Cricket pitches are found on most ovals in cricket-playing nations. Pitches are turf at the start of a match, but by the end of the match either end of it will have two large marks on it, usually with less or no turf than the rest of the pitch. This is mainly because bowlers have been scuffing their feet there while bowling.

The pitch is put smack in the centre of the oval, although there may be two or three pitches on either side of the regular pitch. On the days before match day, batsmen and bowlers may use these as practise pitches, and bowl and bat with nets. A cricket pitch is exactly 22 yards long, or just over 20 metres. If a ball is bowled at a batsman at 130 km/h (which is about the average speed for faster bowlers), or roughly 80 mph, it gives batsmen less than half a second to react. If the pitch were any longer, the game would be so much easier for batsmen.

The stumps are places right in the centre of the pitch at either end, 20 yards from one another. A painted white line, called a crease, is painted along the line of the stumps and extending 4'4" from the middle stump to form what is known as the 'bowling crease'.

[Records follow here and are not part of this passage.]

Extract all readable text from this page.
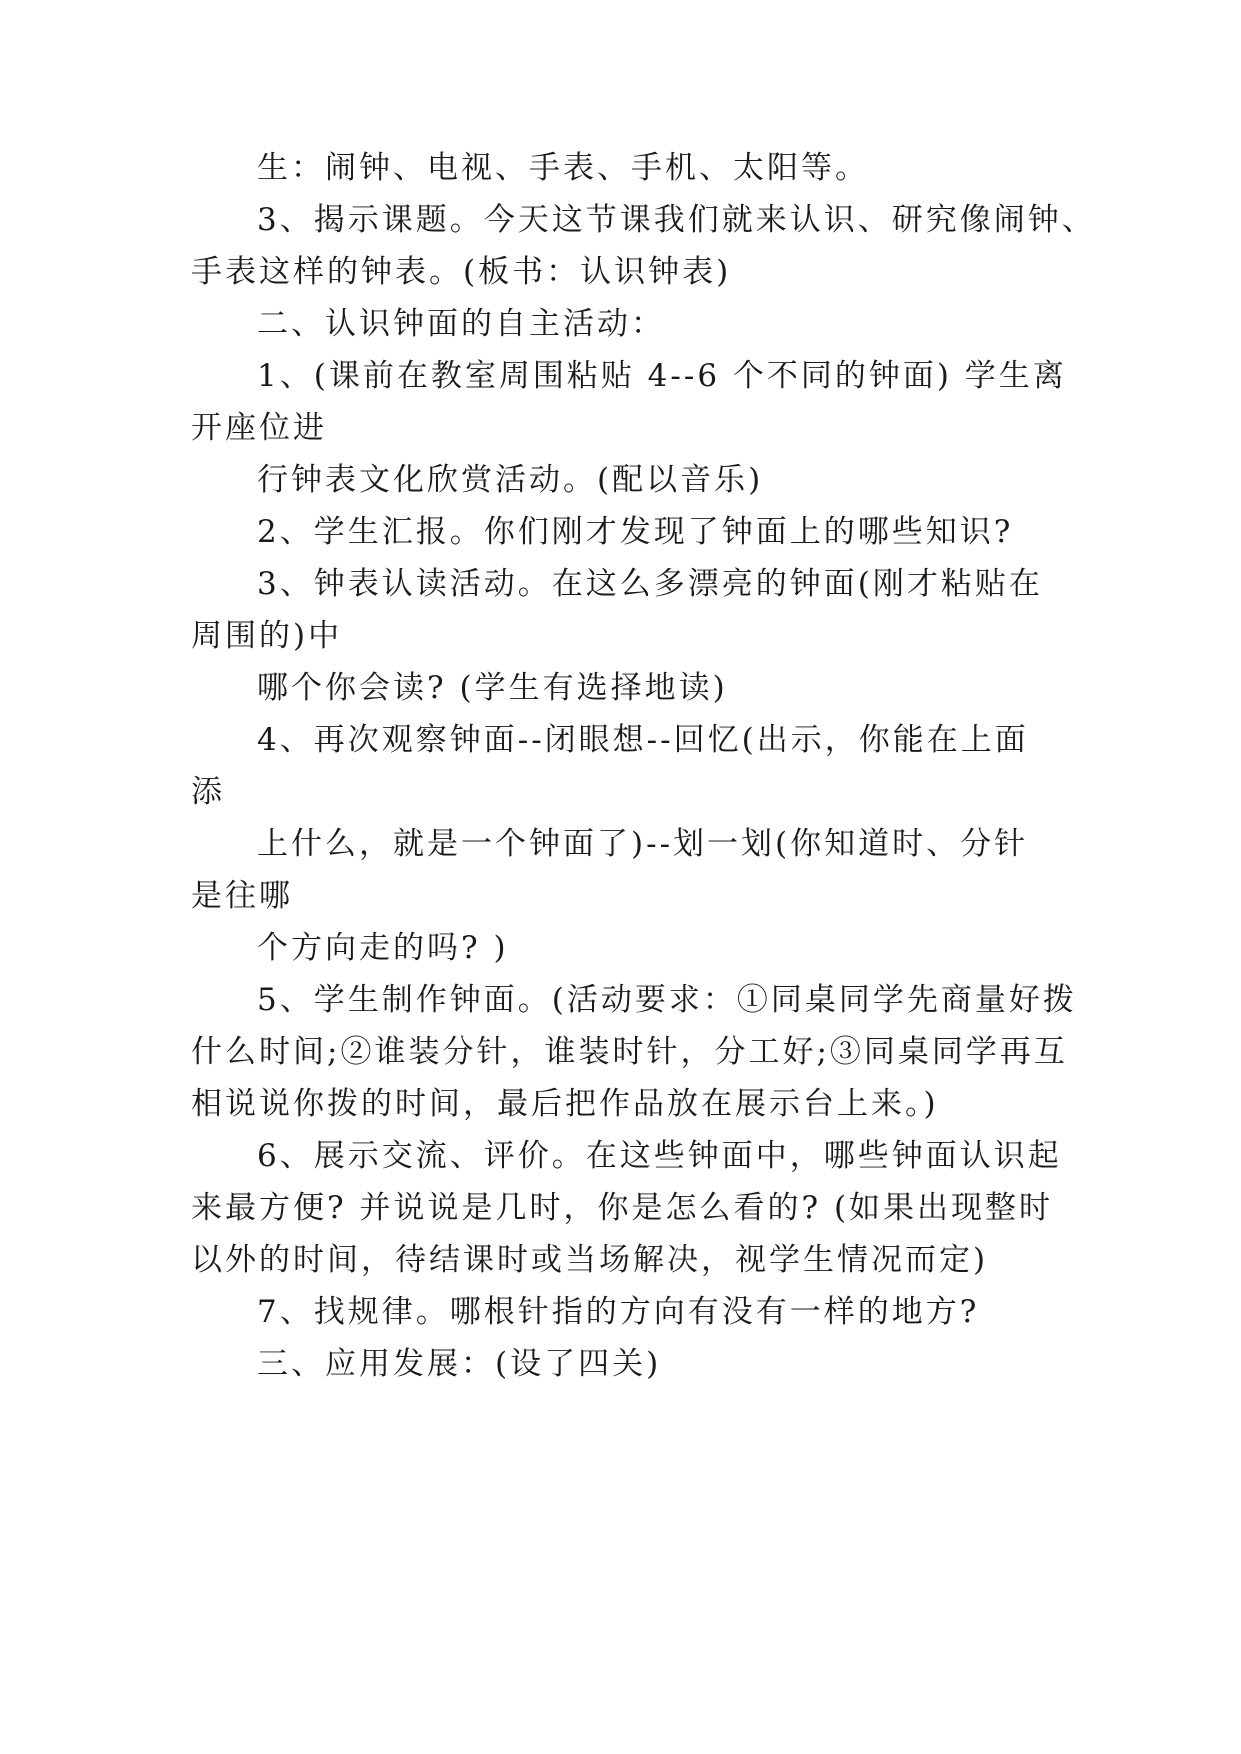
生：闹钟、电视、手表、手机、太阳等。

3、揭示课题。今天这节课我们就来认识、研究像闹钟、

手表这样的钟表。(板书：认识钟表)

二、认识钟面的自主活动：

1、(课前在教室周围粘贴 4--6 个不同的钟面) 学生离

开座位进

行钟表文化欣赏活动。(配以音乐)

2、学生汇报。你们刚才发现了钟面上的哪些知识?

3、钟表认读活动。在这么多漂亮的钟面(刚才粘贴在

周围的)中

哪个你会读? (学生有选择地读)

4、再次观察钟面--闭眼想--回忆(出示，你能在上面

添

上什么，就是一个钟面了)--划一划(你知道时、分针

是往哪

个方向走的吗? )

5、学生制作钟面。(活动要求：①同桌同学先商量好拨

什么时间;②谁装分针，谁装时针，分工好;③同桌同学再互

相说说你拨的时间，最后把作品放在展示台上来。)

6、展示交流、评价。在这些钟面中，哪些钟面认识起

来最方便? 并说说是几时，你是怎么看的? (如果出现整时

以外的时间，待结课时或当场解决，视学生情况而定)

7、找规律。哪根针指的方向有没有一样的地方?

三、应用发展：(设了四关)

Another two creases are painted as guides for where a bowler is allowed to put his feet when delivering. The first is painted a full size bat's length, plus half a bat's length, away from and parallel to the bowling crease. It's called the batting crease, or popping crease, and is 12' long. Batsmen must be behind this line if the ball hits the stumps at that end, or the batsman is out. (Exception: Being bowled out.) The other one extends 4 feet perpendicular from the batting crease and so that it intersects the end of the bowling crease. This is called the return crease.

To bowl a 'legal' ball in cricket, a bowler must have some part of his front foot behind the popping crease, and his back foot must not be touching the return crease. The exceptions are:

  • when a bowler's front heel is not grounded, and the rest of his foot is just over the popping crease. If his heel had been grounded it would have been a legal delivery, so this is also legal.
  • when a bowler's front foot is touching or over the return crease. This is common for left-hand bowlers bowling on the left-hand side of the stumps, called 'Left-arm around the wicket'.
  • when a bowler's back heel is not grounded, and the rest of his foot is just inside the return crease. As explained above, his heel would have touched the return crease, making it illegal. However, in this case, no part of his foot touches the return crease, so this is legal.

If the delivery is illegal, it is called a no-ball. A batsman cannot go out bowled, caught, stumped or LBW, and an extra run is added to the batting team's score.